Como os extremistas planejam os ataques?

Eles geralmente contam para alguém o que vão fazer. Em mais de 90% dos casos eles se comunicam com alguém próximo, um amigo ou colocam em uma rede social. Por isso, toda ameaça deve ser levada com seriedade e tem que ser investigada. Mas entenda, não significa, necessariamente, que ele faz parte de um grupo terrorista. Ele está recebendo influências dentro de uma subcultura on-line extremista, na qual esse planejamento ocorre. Um ensina a fazer bomba, outro ensina a fazer armas, outros reproduzem manifestos terroristas. O que aconteceu na sexta-feira (em Aracruz) tem alguns pontos que fogem um pouco do padrão. Geralmente, quando cometem esses atentados, eles esperam ou morrer durante confronto com a polícia ou eles próprios se matam.

Aqui no Estado tivemos 2 casos em menos de 3 meses. Nos dois, os autores eram adeptos de ideologias extremistas. Ainda assim, representantes da polícia disseram em entrevista que "o caso de Aracruz é um caso isolado". Como você vê isso?

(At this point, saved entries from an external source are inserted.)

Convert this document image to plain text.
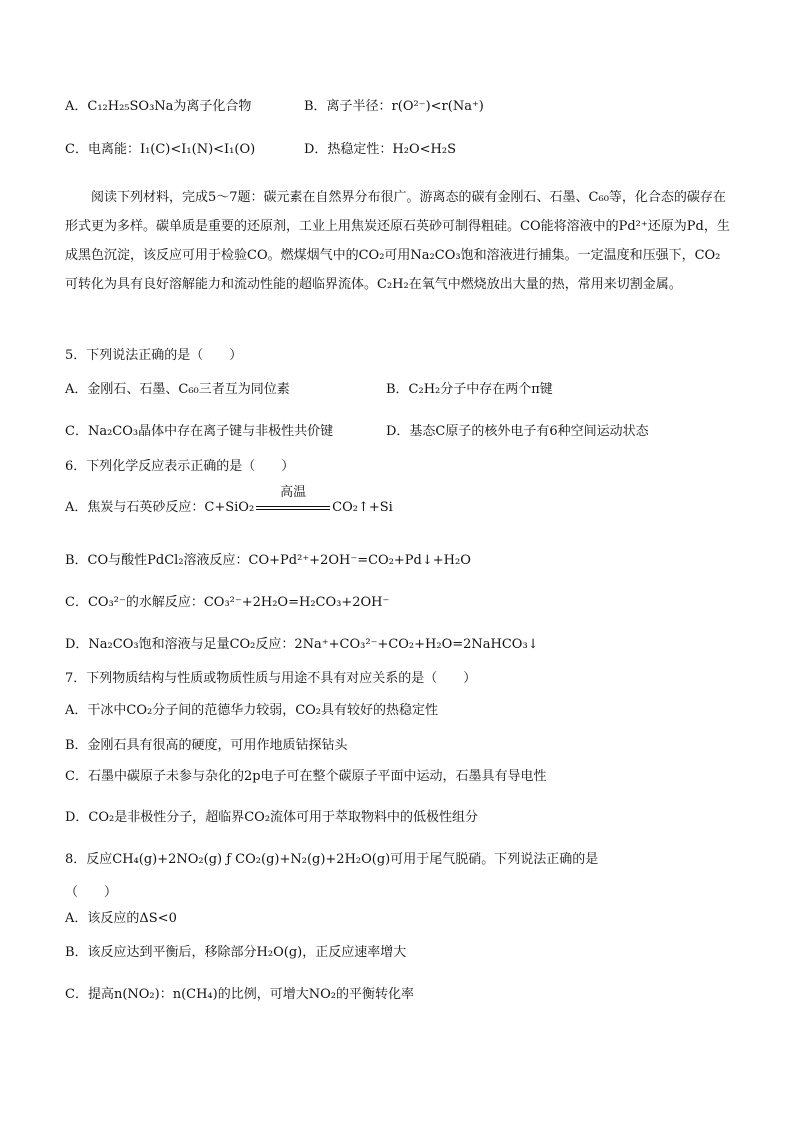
A．C₁₂H₂₅SO₃Na为离子化合物	B．离子半径：r(O²⁻)<r(Na⁺)
C．电离能：I₁(C)<I₁(N)<I₁(O)	D．热稳定性：H₂O<H₂S
阅读下列材料，完成5～7题：碳元素在自然界分布很广。游离态的碳有金刚石、石墨、C₆₀等，化合态的碳存在形式更为多样。碳单质是重要的还原剂，工业上用焦炭还原石英砂可制得粗硅。CO能将溶液中的Pd²⁺还原为Pd，生成黑色沉淀，该反应可用于检验CO。燃煤烟气中的CO₂可用Na₂CO₃饱和溶液进行捕集。一定温度和压强下，CO₂可转化为具有良好溶解能力和流动性能的超临界流体。C₂H₂在氧气中燃烧放出大量的热，常用来切割金属。
5．下列说法正确的是（　　）
A．金刚石、石墨、C₆₀三者互为同位素	B．C₂H₂分子中存在两个π键
C．Na₂CO₃晶体中存在离子键与非极性共价键	D．基态C原子的核外电子有6种空间运动状态
6．下列化学反应表示正确的是（　　）
A．焦炭与石英砂反应：C+SiO₂
高温
CO₂↑+Si
B．CO与酸性PdCl₂溶液反应：CO+Pd²⁺+2OH⁻=CO₂+Pd↓+H₂O
C．CO₃²⁻的水解反应：CO₃²⁻+2H₂O=H₂CO₃+2OH⁻
D．Na₂CO₃饱和溶液与足量CO₂反应：2Na⁺+CO₃²⁻+CO₂+H₂O=2NaHCO₃↓
7．下列物质结构与性质或物质性质与用途不具有对应关系的是（　　）
A．干冰中CO₂分子间的范德华力较弱，CO₂具有较好的热稳定性
B．金刚石具有很高的硬度，可用作地质钻探钻头
C．石墨中碳原子未参与杂化的2p电子可在整个碳原子平面中运动，石墨具有导电性
D．CO₂是非极性分子，超临界CO₂流体可用于萃取物料中的低极性组分
8．反应CH₄(g)+2NO₂(g) ƒ CO₂(g)+N₂(g)+2H₂O(g)可用于尾气脱硝。下列说法正确的是
（　　）
A．该反应的ΔS<0
B．该反应达到平衡后，移除部分H₂O(g)，正反应速率增大
C．提高n(NO₂)：n(CH₄)的比例，可增大NO₂的平衡转化率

Não são casos isolados. Esse é um dos pontos onde se faz urgente uma abordagem profissional aqui no Brasil, na prevenção e combate ao extremismo violento, como existe em outros países. E é o campo que eu estudo. A gente não pode considerar como casos isolados, porque estão imersos dentro de uma mesma subcultura extremista e dentro de um mesmo processo de radicalização. A polícia e alguns órgãos da segurança precisam entender isso e se atualizarem. Existe uma infinidade de símbolos, imagens e representações visuais circulando livremente pela internet, e órgãos de segurança não estão capacitados para compreender que aquela iconografia se trata de extremismo. Não há um monitoramento efetivo sobre isso.

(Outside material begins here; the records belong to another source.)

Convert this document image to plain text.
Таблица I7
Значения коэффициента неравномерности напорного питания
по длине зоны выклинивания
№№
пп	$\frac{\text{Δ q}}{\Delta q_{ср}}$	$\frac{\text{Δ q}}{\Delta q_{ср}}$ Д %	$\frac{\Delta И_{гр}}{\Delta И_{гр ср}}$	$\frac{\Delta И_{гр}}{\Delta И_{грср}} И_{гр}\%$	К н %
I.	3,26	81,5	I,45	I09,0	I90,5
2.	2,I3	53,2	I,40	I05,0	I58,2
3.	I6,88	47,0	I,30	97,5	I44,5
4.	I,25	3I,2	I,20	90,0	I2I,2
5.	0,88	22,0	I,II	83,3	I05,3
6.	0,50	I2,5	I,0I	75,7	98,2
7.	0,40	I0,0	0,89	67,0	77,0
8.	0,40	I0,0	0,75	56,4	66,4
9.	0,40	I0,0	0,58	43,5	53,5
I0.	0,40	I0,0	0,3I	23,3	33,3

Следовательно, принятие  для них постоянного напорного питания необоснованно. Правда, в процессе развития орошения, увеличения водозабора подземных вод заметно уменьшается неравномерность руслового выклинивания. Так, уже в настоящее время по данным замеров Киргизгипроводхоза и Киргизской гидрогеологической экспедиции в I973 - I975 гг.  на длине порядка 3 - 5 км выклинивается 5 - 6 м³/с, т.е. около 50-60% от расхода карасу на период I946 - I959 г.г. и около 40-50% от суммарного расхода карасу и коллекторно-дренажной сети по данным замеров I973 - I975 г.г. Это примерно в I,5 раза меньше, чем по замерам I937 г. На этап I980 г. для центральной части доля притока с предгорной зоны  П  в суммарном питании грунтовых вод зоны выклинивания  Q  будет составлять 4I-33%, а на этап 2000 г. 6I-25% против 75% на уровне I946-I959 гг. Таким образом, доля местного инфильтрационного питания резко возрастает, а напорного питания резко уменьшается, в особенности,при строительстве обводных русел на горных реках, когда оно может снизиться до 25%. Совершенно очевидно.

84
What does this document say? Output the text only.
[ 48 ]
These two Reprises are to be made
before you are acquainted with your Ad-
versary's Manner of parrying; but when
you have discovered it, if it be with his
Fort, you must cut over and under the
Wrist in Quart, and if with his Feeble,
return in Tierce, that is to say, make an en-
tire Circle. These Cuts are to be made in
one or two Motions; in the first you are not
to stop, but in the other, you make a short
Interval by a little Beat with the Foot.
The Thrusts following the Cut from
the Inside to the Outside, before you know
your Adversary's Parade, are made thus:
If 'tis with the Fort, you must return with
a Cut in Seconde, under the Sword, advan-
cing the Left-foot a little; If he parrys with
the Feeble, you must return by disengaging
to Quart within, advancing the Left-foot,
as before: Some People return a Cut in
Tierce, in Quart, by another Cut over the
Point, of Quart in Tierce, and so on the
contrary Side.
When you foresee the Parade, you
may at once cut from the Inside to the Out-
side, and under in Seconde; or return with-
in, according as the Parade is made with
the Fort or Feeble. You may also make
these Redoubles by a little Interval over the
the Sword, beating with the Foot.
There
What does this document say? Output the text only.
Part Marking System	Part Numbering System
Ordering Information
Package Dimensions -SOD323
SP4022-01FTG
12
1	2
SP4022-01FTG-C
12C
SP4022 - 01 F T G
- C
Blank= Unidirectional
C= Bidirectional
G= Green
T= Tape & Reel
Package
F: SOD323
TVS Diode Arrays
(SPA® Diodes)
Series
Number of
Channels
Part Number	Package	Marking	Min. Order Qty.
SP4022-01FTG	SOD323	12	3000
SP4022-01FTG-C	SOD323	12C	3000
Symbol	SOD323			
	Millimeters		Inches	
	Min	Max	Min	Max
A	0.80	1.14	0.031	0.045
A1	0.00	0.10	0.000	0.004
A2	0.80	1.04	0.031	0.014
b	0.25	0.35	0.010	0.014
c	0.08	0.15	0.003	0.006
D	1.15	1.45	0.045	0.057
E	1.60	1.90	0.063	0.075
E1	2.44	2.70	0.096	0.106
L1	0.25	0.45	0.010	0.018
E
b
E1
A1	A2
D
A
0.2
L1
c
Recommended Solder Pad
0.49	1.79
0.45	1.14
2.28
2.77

Onde circulam esses conteúdos?

Não é apenas na deep web, na dark web e na internet profunda, como muitos imaginam. Está sendo disseminado no Discord, no 4chan, que estão na superfície da internet. O Discord hoje precisa de uma atenção especial dos órgãos de segurança. É uma comunidade para se conversar sobre os jogos on-line, mas existem vários focos de extremistas. Tem que haver um projeto de longo prazo que envolva a sociedade civil e dê ferramentas a pais, mães e professores para reconhecerem sinais de radicalização. Não tem essa abordagem aqui no Brasil. É possível reconhecer e intervir antes de o pior acontecer. Para isso, é necessário estudo, pesquisa e investimento.

Em outros países, como nos EUA, esse tipo de ataque acontece com uma frequência preocupante. Lá, em alguns Estados, existem escolas estruturalmente adaptadas a essas situações, com corredores curvos, portas nas salas para fugas, entre outras. Medidas como essas já deveriam ser implantadas aqui ou ainda é o caso de a prevenção ser feita na parte educacional?

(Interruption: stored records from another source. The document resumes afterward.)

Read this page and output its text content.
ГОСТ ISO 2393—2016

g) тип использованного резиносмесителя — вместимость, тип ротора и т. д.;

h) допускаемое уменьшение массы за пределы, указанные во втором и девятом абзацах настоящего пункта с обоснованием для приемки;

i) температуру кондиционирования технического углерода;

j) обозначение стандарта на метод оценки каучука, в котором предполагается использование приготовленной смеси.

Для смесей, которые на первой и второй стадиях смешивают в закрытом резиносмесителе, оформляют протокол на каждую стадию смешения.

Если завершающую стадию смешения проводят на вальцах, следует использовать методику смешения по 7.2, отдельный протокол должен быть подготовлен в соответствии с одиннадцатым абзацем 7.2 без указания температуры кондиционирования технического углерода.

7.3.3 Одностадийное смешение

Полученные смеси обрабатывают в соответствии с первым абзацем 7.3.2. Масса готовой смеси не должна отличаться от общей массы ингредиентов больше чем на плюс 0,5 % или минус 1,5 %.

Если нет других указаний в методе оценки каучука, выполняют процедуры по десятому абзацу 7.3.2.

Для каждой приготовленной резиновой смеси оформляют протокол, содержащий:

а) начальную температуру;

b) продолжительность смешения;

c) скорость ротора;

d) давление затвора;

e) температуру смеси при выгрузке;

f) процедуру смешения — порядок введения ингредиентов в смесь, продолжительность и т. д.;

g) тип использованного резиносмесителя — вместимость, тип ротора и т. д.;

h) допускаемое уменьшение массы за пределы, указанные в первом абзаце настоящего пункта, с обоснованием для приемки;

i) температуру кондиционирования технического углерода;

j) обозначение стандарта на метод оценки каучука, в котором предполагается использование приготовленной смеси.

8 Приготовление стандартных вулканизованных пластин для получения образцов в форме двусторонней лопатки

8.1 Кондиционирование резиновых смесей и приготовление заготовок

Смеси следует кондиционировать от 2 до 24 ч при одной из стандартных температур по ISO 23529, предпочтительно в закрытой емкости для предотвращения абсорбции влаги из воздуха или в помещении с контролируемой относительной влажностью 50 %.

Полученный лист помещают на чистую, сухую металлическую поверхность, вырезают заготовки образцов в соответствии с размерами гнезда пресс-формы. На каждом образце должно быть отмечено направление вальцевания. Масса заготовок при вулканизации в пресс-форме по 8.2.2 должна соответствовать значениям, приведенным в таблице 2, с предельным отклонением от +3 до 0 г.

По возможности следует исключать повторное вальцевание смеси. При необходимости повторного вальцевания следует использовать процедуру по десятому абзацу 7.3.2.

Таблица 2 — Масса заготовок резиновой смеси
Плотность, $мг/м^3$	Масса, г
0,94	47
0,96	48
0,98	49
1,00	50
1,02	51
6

É fundamental ter protocolos de segurança. Por exemplo, se o professor escutou um tiro, escutou algo fora do normal dentro da escola, precisa estar apto a bloquear a entrada da sala rapidamente.  Todos os profissionais envolvidos na educação precisam receber instruções de protocolos de segurança. Precisam ter ferramentas para reconhecer sinais de radicalização no aluno. É preciso proibir o bullying nas escolas, não se pode esquecer. E introduzir temas que tratam especificamente do respeito à dignidade humana dentro da sala de aula. Direitos humanos. Inclusive, agora, estamos em alerta porque quando ocorre algo desse tipo, um atentado de extremismo violento em escola, a gente tem uma janela de duas semanas com potencial de imitadores.